- Born: Joseph Pinckney McCain II^{[citation needed]} April 26, 1942 (age 84) New London, Connecticut, U.S.
- Occupations: Actor, news reporter
- Known for: Brother of U.S. Senator and former presidential candidate John McCain
- Political party: Republican
- Parent(s): John S. McCain Jr. Roberta McCain
- Relatives: McCain family

= Joe McCain =

American actor and journalist (born 1942)

Joseph Pinckney McCain II (born April 26, 1942) is an American stage actor, newspaper reporter, and the brother and only living sibling of the late U.S. Senator and two-time presidential candidate John McCain.

==Early life and education==
Joseph Pinckney McCain II was born to John S. McCain Jr. and Roberta McCain on April 26, 1942, in the naval base hospital in New London, Connecticut. His father's perpetual traveling for Navy assignments meant that Joe had attended 17 different schools by the time he completed 9th grade. He entered the United States Naval Academy, but left in 1961 during his first year. Although he had tried to emulate his older brother, father (against his advice), grandfather and forebears, he later said "I just didn't like all the formations and inspections and things like that." He then attended the Norfolk Division of the College of William & Mary which became Old Dominion University, where he later said he "discovered fraternities and beer and girls."

==Vietnam era==
Joe McCain was a member of the United States Navy and in 1965 to 1966 served as an enlisted man aboard the during the Vietnam War. During that conflict and his brother's long time as a prisoner of war, the National League of Families of American Prisoners and Missing in Southeast Asia, which included Joe, heightened awareness of the POWs' plight. In 1970, McCain sat in a bamboo cage in Los Angeles, eating simulated POW food to dramatize the plight of POWs. In the same year, he and two other brothers of POWs traveled around the U.S. circulating petitions to be presented to North Vietnamese representatives, and sought the signatures of opponents of the Vietnam War as well as those supporting it. He then helped bring 13 tons of mail to the North Vietnamese delegation at the Paris Peace Talks, demanding humane treatment for the POWs.

==Career==
Following Vietnam, McCain tried both journalism and medical school before moving to acting. He worked at the San Diego Union and San Diego Evening Tribune, but got in trouble at one for perpetrating a prank. He subsequently became a dinner theater actor.

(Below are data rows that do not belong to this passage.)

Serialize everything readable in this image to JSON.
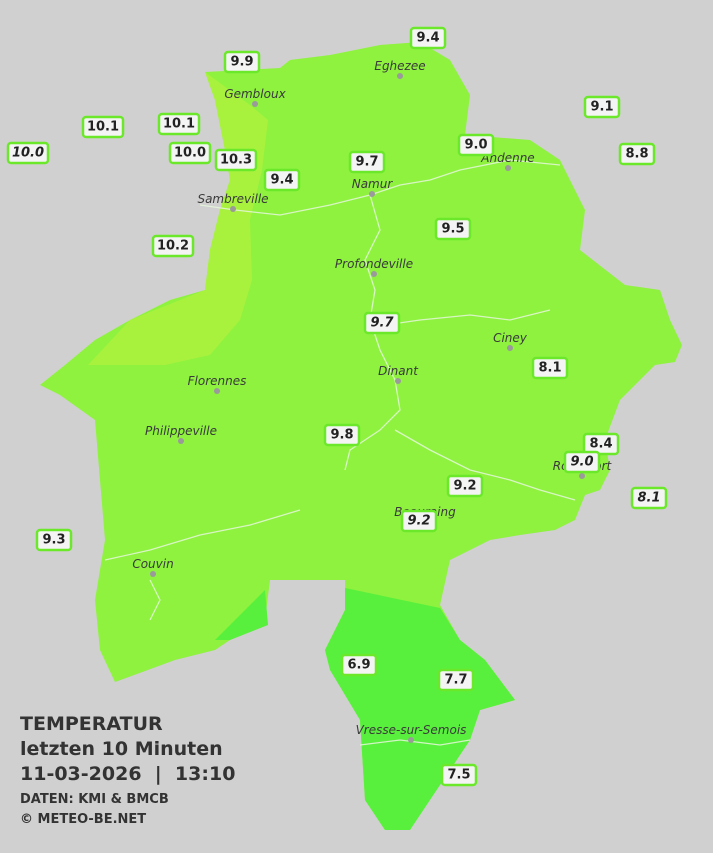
{
  "legend": {
    "title": "TEMPERATUR",
    "subtitle": "letzten 10 Minuten",
    "datetime": "11-03-2026  |  13:10",
    "source": "DATEN: KMI & BMCB",
    "copyright": "© METEO-BE.NET"
  },
  "towns": [
    {
      "name": "Gembloux"
    },
    {
      "name": "Eghezee"
    },
    {
      "name": "Andenne"
    },
    {
      "name": "Namur"
    },
    {
      "name": "Sambreville"
    },
    {
      "name": "Profondeville"
    },
    {
      "name": "Ciney"
    },
    {
      "name": "Dinant"
    },
    {
      "name": "Florennes"
    },
    {
      "name": "Philippeville"
    },
    {
      "name": "Rochefort"
    },
    {
      "name": "Beauraing"
    },
    {
      "name": "Couvin"
    },
    {
      "name": "Vresse-sur-Semois"
    }
  ],
  "stations": [
    {
      "label": "9.4"
    },
    {
      "label": "9.9"
    },
    {
      "label": "9.1"
    },
    {
      "label": "10.1"
    },
    {
      "label": "10.1"
    },
    {
      "label": "9.0"
    },
    {
      "label": "10.0",
      "style": "italic"
    },
    {
      "label": "10.0"
    },
    {
      "label": "10.3"
    },
    {
      "label": "9.7"
    },
    {
      "label": "8.8"
    },
    {
      "label": "9.4"
    },
    {
      "label": "9.5"
    },
    {
      "label": "10.2"
    },
    {
      "label": "9.7",
      "style": "italic"
    },
    {
      "label": "8.1"
    },
    {
      "label": "9.8"
    },
    {
      "label": "8.4"
    },
    {
      "label": "9.0",
      "style": "italic"
    },
    {
      "label": "9.2"
    },
    {
      "label": "8.1",
      "style": "italic"
    },
    {
      "label": "9.2",
      "style": "italic"
    },
    {
      "label": "9.3"
    },
    {
      "label": "6.9"
    },
    {
      "label": "7.7"
    },
    {
      "label": "7.5"
    }
  ]
}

McCain married around 1998, but divorced in 2008, having no children. His brother John died on August 25, 2018, at the age of 81, and his sister Sandy died on November 6, 2019, at the age of 85.

==Political involvement==

===2000 presidential election===
McCain was a volunteer manager for his brother's 2000 presidential campaign in his home state of Virginia, making over 100 campaign appearances. He expressed anger at some of the tactics that George W. Bush used in defeating his brother, and said that the Republican Party needed to be reformed.

===Possible congressional run===
In 2001, Republican Party activists in Northern Virginia tried to recruit McCain to run for the U.S. House of Representatives from Virginia's 8th congressional district against the incumbent Democrat Jim Moran. They believed McCain's personal characteristics, combined with his brother's name and appeal to moderate voters, would allow an effective challenge. McCain declined to run, however, due to the growing Democratic tilt of the district, saying, "I don't mind running uphill for anything. But it looked like it was going to be a vertical wall."

===Political views===
In 2005, McCain was vocal in his reaction to revelations of Abu Ghraib torture and prisoner abuse during the Iraq War, saying "To be fighting from supposedly the higher ground, and yet to have allowed this kind of stuff that goes on in Abu Ghraib – it destroys the fact we're fighting for the better cause. It's just awful."

===2008 presidential election===
During his brother's 2008 presidential campaign, McCain acted as a low-key surrogate. He was aware of the past foibles of presidential siblings and offered self-deprecating lines such as, "I'm the discount John McCain. They call me McKmart." On October 15, 2008, The Baltimore Sun obtained an e-mail written by McCain with the subject title "Shoaling" that spoke about his unhappiness with unnamed top campaign officials who "control the message" of his brother's run for president.
McCain also received press coverage for remarks made in early October. In the context of describing his naval service postings in Arlington, Virginia and Alexandria, Virginia, McCain jokingly described northern Virginia as "communist country", for which he later apologized.